Adopted by the SDS Board (2021) with the Policy & Publications Committee Leadership by Sara M. Acevedo and contributions from the Board of Directors and disability community.

The Society for Disability Studies (SDS) aims to highlight the strength of our collective work and the importance of bringing multiple voices together to co-construct the future of disability studies across multiple landscapes – academia, community, grassroots movements, art communities, and organizations. Understanding that our growth and contributions are vital, and that disability studies adopts a critical interdisciplinary and transdisciplinary approach to scholarly inquiry in solidarity with grassroots disability movements, we welcome emerging activists, artists, leaders, and scholars to join established SDS and DS communities, SDS panels, discussions, workshops, and other collaborations. Disability studies and SDS have emerging roles in helping to elevate the voices of Disability Justice activists and in connecting with work in the Global South, especially promoting intersectional scholarly and advocacy work. These relationships lead SDS to critically (re)examine, (re)theorize, (re)approach, (re)imagine, and (re)value disability, care, and access work globally. Focusing on the emergent in disability studies (e.g., topics, approaches, and communities where it has not mobilized yet) might better honor goals for prioritizing vital work being done by grassroots leaders, centering disabled voices and experiences at the intersection of multiple oppressions. Considering our privileged position and our responsibility in addressing these needs, we recognize that meaningful collaboration and acknowledgement of interdependence in this work are key.

Principles

1.The Society for Disability Studies (SDS) recognizes that disability is a key aspect of the human experience and adopts an integrative approach to representing disability at the intersection of multiple identities and expressions.

2. SDS affirms that Disability Studies has important socioeconomic, political, cultural, and affectual implications for everyone.

3. SDS promotes a multifocal approach to disability through an active engagement with research, artistic production, teaching, and activism.

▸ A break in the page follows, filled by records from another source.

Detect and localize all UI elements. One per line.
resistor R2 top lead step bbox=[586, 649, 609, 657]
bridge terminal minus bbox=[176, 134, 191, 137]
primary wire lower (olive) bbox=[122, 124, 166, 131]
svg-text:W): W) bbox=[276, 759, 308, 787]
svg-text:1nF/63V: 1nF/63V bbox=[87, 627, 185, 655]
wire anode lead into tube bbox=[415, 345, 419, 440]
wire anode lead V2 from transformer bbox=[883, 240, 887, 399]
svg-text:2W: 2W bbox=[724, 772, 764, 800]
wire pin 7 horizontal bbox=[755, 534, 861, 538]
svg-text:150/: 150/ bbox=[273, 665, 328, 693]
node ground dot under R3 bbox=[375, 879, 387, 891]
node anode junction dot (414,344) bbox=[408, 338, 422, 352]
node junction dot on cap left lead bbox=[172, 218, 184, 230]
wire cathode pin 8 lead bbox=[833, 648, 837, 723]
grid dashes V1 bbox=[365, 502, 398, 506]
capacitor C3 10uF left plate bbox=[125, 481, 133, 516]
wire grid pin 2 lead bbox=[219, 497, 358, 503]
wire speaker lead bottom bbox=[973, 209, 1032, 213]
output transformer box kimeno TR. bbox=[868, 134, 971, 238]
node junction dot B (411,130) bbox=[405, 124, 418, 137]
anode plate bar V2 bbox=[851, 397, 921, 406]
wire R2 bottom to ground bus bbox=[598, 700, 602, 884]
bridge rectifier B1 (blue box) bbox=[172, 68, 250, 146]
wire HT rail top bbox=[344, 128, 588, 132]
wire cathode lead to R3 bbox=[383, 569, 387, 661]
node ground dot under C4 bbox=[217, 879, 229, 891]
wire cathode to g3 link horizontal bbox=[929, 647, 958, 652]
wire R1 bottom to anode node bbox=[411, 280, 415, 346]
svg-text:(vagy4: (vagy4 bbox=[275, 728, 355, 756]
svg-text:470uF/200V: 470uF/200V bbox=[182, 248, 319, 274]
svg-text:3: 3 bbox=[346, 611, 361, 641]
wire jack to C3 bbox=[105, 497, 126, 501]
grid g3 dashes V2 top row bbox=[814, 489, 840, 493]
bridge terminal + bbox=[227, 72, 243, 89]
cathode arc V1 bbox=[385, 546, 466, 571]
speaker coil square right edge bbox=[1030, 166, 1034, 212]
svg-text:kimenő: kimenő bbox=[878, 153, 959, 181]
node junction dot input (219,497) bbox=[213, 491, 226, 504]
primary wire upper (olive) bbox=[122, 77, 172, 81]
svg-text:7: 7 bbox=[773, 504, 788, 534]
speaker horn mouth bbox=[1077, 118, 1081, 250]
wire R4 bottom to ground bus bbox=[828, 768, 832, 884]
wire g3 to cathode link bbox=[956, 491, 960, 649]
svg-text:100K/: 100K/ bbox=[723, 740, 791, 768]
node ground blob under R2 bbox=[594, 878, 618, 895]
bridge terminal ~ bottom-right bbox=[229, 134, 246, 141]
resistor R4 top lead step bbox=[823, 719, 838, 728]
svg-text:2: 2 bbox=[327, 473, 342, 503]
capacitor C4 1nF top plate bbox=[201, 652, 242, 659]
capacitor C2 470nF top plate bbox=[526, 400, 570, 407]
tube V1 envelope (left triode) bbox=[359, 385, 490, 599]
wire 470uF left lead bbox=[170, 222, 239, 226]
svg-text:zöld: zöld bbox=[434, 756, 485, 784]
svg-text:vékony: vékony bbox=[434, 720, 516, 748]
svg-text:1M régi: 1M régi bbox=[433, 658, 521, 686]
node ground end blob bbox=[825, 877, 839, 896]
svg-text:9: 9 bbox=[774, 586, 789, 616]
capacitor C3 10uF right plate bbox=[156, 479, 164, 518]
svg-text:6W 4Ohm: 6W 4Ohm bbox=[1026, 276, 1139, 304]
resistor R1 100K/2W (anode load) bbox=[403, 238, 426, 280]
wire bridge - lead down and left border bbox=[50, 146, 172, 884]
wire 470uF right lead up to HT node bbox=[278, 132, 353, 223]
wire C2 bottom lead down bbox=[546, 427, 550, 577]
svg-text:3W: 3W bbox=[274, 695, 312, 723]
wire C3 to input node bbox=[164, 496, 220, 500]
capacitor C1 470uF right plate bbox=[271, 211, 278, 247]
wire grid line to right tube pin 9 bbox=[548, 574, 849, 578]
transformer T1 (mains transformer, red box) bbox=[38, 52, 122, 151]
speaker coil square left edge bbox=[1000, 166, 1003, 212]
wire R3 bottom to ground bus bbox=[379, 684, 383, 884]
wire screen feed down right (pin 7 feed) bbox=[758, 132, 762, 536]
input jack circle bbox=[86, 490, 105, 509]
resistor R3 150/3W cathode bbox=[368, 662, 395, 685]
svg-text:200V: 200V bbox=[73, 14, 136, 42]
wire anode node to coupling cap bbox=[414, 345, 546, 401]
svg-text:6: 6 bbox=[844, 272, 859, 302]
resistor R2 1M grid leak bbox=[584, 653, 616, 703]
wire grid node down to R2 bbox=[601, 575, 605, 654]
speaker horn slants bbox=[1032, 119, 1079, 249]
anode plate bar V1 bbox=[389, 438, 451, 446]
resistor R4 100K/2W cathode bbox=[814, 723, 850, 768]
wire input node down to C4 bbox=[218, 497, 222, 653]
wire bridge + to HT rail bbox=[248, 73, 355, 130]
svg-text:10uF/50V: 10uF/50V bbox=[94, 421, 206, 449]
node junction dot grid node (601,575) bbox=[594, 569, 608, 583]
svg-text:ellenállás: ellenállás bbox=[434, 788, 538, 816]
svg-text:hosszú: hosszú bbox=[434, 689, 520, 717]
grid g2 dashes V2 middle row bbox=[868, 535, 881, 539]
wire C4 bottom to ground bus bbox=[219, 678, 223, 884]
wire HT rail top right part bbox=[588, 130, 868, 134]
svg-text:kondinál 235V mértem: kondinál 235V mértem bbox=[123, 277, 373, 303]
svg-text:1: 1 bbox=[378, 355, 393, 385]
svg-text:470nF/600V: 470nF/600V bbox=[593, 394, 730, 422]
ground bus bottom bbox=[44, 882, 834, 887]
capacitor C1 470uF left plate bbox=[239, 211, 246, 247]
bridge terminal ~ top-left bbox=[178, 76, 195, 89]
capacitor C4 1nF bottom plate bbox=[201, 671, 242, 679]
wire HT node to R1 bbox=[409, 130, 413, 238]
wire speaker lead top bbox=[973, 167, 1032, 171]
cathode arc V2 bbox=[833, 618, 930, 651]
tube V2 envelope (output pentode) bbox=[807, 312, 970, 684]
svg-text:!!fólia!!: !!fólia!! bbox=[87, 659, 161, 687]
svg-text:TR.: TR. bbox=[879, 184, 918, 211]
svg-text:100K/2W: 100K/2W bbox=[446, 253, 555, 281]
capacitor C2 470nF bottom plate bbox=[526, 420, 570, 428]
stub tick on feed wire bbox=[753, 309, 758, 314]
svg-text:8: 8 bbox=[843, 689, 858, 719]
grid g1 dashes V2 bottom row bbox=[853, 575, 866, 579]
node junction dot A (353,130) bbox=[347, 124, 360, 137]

4. SDS understands the disability experience and process as multiple and fluid. Not one aspect of disability is universal as it intersects with multiple identities, including race and ethnicity, class, age, gender, sexuality, language, citizenship status, religion, and other markers of difference.

5. SDS welcomes all people to participate and contribute to cultivating an approach to disability that assumes everyone to be the expert of their own lived experience.

6. SDS understands that disability is an embodied experience that is also a source of cultural meaning and collective identity-making.

7. SDS is committed to revitalizing an understanding of disability in all historical periods, geographies, and cultures, as well as promoting greater awareness of the experiences of disabled people, in order to advocate for life-sustaining practices and overall positive social transformation.

8. SDS understands that the disability experience animates various ways of being across the globe and that disabled people espouse different cultural practices and beliefs, as well as seek different affordances and distinct political agendas.

9. SDS recognizes and commits to lessening the gap between disability research, artistic production, scholarship, teaching, and the many issues that impact the everyday lives of grassroots disability communities living at the intersection of multiple oppressions.

10. SDS affirms each disabled person’s right to choose the terminology that best represents their identity, world view, and purpose, and recognizes that identity-first and person-first language are both, among many others, valid forms of reflecting one’s personal preference and situated disability experience.

11. SDS aims to highlight the strength of our collective work and the importance of bringing multiple voices together to co-construct the future of disability studies across multiple landscapes – academia, grassroots movements, art communities, and organizations.

12. SDS is committed to amplifying Disability Justice activism, connecting with work in the Global South, and promoting intersectional scholarly and advocacy work. SDS affirms that the disability experience is created by systems of white supremacy, cisheteropatriarchy, colonialism and racism, and seeks to elevate the leadership of racialized Black, Indigenous, People of Color (BIPOC).

13. SDS seeks to cultivate and nurture transnational relationships that can lead to critically (re)examine, (re)theorize, (re)approach, and (re)imagine disability, interdependence, and an expansive notion of access globally.

14. SDS opposes abusive behavior modification masquerading as therapeutic and protective as well as all forms of inflicted pain, negative stimulus, and forced intervention.

15. SDS is committed to fostering equity across various forms of expression and in multiple contexts. We therefore support and validate all forms of communication and methods.